The activist, film-maker, writer, agent provocateur and flaneur, my friend Tim Burke, who has taken his own life aged 55, fought hard for “justice 4 Grenfell”. He was profoundly affected by the Grenfell Tower fire in west London, and continually railed against what he saw as the venality of the Royal Borough of Kensington and Chelsea.
In the early hours of 14 June last year, Tim was at the Latymer Christian Centre where survivors had gathered, sending out urgent requests for money, food and water. He said that it was a terrible sight, every inch of space taken by people silently sitting, saying nothing, in the clothes they had escaped in, reeking of smoke.
In July last year he helped organise a charity art auction to raise funds for the former Grenfell tenants.
Born in Coventry, Tim and his family moved to Goodge Street, central London. His father, Terry, was a press officer, initially for the Labour party and then in the commercial sector, and his mother, Gilly (nee Duxon) was a lecturer in political science at the Polytechnic of Central London (now Westminster University). Tim was a staunch Labour supporter all his life.
He went to Pimlico school, then Kingsway college for his A-levels. In 1982 he and five friends founded the Grey Organisation, an anarchic art collective.
He took a degree in photography, film and television at the London College of Printing and became involved in the London Film-Makers’ Co-op. There he met Derek Jarman, who gave Tim a walk-on part in his film Caravaggio (1986).
In the late 1980s Tim worked as a director on the youth TV programmes The Word and The Tube programmes, while staging art interventions with the Grey Organisation, such as walking into Cork Street galleries inside an enormous cardboard box; one night they painted the galleries in the street grey.

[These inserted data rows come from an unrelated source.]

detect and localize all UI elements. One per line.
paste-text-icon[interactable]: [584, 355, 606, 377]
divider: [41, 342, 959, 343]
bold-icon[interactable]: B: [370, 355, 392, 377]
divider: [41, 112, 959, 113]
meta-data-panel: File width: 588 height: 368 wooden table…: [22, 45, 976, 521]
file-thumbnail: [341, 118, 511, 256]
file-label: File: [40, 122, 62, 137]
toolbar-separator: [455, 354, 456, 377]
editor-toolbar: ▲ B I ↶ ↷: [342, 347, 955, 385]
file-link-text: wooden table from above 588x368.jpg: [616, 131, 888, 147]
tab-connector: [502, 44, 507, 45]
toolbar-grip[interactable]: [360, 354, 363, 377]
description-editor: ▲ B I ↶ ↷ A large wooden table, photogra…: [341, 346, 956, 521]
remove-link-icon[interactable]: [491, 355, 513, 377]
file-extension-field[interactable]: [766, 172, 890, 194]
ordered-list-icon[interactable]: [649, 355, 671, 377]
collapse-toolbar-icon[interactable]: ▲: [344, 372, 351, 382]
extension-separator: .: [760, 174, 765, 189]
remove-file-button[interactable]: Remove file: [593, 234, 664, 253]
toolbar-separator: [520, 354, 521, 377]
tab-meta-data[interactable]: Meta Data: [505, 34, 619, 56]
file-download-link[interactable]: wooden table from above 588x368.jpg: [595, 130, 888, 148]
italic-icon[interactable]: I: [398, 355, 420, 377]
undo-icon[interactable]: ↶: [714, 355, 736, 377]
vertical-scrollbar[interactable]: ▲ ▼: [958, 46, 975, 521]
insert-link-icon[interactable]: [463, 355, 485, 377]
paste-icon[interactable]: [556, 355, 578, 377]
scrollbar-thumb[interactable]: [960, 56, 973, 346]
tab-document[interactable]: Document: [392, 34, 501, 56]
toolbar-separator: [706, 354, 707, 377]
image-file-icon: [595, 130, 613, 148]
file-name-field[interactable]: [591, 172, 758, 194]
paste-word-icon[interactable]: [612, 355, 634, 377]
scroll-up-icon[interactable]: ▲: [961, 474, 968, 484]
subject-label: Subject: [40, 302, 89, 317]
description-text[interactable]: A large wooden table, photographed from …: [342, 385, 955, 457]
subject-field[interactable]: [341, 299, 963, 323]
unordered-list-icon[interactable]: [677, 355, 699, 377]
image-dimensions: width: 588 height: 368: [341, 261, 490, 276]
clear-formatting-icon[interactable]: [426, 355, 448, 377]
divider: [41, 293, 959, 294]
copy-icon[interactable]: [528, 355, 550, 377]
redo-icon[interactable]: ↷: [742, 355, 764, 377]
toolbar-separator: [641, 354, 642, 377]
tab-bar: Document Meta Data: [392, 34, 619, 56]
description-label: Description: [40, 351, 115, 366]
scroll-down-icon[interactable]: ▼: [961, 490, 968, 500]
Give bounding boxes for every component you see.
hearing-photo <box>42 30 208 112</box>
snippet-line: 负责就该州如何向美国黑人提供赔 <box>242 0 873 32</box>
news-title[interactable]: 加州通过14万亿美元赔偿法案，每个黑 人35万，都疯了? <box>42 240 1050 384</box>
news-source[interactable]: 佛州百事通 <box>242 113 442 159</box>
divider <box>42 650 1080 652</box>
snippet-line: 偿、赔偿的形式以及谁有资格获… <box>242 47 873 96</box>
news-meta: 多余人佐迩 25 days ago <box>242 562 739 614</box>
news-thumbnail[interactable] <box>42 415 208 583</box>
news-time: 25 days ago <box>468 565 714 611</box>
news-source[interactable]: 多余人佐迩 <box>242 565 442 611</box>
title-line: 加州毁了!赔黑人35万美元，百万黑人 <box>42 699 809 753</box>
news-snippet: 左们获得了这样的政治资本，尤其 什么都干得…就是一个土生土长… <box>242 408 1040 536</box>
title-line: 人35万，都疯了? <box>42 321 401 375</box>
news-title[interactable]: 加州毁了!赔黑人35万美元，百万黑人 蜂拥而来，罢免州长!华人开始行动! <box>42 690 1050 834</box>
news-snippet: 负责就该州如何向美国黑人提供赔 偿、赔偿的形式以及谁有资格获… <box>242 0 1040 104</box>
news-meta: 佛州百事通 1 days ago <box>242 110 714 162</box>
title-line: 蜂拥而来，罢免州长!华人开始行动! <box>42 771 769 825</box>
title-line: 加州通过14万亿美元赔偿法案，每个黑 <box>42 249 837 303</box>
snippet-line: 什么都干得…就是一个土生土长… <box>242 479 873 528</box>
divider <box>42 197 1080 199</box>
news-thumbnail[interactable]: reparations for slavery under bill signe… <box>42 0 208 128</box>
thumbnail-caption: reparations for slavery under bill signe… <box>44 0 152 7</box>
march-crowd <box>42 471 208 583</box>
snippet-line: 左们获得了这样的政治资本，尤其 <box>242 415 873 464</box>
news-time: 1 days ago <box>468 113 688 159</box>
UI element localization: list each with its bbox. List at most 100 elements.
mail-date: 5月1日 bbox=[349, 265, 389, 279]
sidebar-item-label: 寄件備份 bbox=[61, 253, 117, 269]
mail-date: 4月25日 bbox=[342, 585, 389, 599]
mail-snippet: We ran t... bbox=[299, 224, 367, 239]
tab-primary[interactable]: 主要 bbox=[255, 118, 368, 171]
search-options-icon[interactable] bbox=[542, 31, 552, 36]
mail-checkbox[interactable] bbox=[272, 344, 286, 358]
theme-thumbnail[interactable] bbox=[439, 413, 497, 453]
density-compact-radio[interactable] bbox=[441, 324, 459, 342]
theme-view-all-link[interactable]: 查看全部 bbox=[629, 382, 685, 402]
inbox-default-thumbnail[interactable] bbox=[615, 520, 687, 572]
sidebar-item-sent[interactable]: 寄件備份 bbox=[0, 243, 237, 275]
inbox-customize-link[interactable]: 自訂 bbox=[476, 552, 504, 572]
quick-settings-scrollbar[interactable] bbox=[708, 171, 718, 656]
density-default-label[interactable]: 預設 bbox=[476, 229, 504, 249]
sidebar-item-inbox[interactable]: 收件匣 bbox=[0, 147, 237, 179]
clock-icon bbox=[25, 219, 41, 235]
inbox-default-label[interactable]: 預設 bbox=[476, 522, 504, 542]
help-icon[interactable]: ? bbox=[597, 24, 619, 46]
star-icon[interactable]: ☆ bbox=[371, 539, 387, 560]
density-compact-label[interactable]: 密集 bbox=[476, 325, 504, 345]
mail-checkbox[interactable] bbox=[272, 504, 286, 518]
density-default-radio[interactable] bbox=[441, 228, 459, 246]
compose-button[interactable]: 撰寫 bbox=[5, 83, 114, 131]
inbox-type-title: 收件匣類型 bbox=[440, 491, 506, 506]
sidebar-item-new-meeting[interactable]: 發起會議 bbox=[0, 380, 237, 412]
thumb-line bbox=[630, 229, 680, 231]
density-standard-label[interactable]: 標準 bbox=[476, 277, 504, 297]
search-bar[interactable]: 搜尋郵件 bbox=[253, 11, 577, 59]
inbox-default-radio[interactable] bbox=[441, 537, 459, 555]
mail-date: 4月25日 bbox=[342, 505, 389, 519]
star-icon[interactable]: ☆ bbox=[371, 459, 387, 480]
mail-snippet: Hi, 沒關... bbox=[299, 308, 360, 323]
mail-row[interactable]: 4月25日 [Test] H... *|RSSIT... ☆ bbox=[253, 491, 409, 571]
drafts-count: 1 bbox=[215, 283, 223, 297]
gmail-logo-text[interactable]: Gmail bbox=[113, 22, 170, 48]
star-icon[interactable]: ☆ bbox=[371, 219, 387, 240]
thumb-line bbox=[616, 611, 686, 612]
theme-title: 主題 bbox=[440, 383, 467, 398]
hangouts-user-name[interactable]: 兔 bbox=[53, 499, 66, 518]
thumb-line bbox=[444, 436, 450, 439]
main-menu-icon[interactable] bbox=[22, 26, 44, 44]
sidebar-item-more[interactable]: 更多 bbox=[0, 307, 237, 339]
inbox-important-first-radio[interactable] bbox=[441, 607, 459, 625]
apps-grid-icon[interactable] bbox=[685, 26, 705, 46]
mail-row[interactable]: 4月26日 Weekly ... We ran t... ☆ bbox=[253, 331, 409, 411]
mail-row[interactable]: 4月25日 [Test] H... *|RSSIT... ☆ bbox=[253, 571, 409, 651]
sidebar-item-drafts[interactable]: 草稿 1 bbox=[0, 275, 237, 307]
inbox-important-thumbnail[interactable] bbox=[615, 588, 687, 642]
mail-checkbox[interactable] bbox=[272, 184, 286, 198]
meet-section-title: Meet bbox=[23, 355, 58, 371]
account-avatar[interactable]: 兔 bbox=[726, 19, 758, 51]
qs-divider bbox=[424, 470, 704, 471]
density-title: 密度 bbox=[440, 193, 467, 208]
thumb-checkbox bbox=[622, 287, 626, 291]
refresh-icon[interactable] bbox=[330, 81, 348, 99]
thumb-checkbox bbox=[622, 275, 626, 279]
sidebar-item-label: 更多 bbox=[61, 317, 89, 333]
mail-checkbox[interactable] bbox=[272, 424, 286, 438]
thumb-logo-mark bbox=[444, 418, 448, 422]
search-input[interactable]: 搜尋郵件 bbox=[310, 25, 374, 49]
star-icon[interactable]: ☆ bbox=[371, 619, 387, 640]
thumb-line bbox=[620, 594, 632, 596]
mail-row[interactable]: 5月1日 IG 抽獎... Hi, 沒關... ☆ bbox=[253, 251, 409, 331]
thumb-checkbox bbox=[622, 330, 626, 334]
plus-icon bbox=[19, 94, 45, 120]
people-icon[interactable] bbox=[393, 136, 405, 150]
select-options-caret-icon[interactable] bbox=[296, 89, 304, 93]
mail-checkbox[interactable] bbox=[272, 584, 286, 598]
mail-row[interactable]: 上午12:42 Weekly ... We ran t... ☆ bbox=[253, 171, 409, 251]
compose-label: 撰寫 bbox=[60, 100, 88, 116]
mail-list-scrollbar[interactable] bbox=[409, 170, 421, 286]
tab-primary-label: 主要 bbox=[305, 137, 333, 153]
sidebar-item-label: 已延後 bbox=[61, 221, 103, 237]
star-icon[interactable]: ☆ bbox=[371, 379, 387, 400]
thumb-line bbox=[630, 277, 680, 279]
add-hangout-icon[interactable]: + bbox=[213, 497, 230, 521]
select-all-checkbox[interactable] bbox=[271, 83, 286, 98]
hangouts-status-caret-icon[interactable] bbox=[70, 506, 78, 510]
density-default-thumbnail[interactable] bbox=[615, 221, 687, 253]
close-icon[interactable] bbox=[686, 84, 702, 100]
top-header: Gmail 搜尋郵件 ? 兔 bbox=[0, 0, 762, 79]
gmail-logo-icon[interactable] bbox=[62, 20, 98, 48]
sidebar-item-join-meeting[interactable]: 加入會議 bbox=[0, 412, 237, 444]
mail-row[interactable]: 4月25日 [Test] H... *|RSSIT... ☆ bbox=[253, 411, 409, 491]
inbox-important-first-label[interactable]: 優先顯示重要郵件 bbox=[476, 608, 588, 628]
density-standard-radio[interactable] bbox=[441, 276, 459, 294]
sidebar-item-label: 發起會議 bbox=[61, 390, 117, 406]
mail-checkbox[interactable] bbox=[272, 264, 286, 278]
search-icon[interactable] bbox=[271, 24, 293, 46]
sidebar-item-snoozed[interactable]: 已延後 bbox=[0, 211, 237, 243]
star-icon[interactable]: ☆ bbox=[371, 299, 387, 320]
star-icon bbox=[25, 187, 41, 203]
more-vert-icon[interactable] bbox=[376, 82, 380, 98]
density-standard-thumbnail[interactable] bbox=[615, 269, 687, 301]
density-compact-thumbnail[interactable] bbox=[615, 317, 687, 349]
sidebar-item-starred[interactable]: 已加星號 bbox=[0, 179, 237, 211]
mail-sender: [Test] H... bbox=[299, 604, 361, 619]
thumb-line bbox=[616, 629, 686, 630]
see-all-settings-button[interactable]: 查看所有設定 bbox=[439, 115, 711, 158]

During this time he lived in a tenement block next to King’s Cross station, but had to leave due to the area’s redevelopment, and in the early 90s he moved to North Kensington. He wrote for various publications, including the Face, City Limits and the London Evening Standard, for whom he had a witty eating out “under a tenner” column.
Tim was a community activist who campaigned for the beleaguered North Kensington community, made adamantine efforts to save Portobello Road market from the franchise companies and crusaded for the locals to reclaim their community space beneath the Westway.
In 2009, he set up the Portobello Pop Up cinema beneath the Westway, which showed esoteric films and provided a platform for local and marginalised voices. It was forced to close in 2016 due to a lack of funding.
He is survived by his mother, his brother, Tom, and two nieces.